The film has many scenes reminds you Neo-Realist Italian cinema of De Sica. Polanski abstained putting his personal comment on any particular angle on holocaust, shows us the general picture with a man who is witnessing the physical, psychological and existential chaos all around him and yet luckily survives. Its Polanski’s detailing of war’s horror at personal and general level which makes it a fine human document of war-drama. However at the same time, it’s very unusual Polanski film hardly bears any resemblance with his earlier films in theme and treatment and yet he managed to make a film with all possible humanity like his personal story.

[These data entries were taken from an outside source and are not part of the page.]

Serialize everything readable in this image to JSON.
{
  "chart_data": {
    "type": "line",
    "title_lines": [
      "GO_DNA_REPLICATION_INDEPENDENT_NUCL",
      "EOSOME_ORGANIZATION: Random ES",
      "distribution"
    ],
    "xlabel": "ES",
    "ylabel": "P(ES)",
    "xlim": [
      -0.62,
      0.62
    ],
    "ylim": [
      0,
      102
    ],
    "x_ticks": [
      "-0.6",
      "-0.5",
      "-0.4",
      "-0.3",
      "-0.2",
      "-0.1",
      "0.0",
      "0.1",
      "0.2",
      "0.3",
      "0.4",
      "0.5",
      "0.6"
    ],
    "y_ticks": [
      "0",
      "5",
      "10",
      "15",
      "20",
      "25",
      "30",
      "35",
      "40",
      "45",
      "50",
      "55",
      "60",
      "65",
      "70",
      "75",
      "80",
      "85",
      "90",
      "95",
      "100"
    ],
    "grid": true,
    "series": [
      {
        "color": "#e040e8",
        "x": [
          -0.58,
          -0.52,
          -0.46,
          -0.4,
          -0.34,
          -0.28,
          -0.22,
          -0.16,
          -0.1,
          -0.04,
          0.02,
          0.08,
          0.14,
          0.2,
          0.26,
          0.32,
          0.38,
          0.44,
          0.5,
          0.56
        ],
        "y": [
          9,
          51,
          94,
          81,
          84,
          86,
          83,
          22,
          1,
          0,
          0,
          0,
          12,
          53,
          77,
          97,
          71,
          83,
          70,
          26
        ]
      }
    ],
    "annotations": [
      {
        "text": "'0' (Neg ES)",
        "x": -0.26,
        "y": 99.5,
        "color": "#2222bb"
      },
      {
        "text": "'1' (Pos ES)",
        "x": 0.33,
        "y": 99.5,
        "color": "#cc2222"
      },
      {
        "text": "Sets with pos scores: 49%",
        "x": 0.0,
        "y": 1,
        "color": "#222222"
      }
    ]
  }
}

The film is shot brilliantly by Pawel Edelman and there are many scenes which stays in memory-i.e one where Szpilman witnessed the exterminated other half of ghetto watching the ruined buildings all around. Adrien Brody’s restraint act is his best till day and surely deserves a trophy of Best actor that year. He maintained the individual part but his artistic stand remained totally absent throughout the film until the few last minutes when he plays piano on insistence of a German officer. But that was moment and I don’t regret much when I see the rolling titles. No film compels you to pay your ears and eyes as ending titles starts rolling on screen but surprisingly Polanski made us felt the power and the magic of music till the last ending title.

Undoubtedly a great film which pays Polanski his long due Oscar trophy of Best Director but still I firmly believed that he deserved it more for ‘Chinatown’ than this most popular one.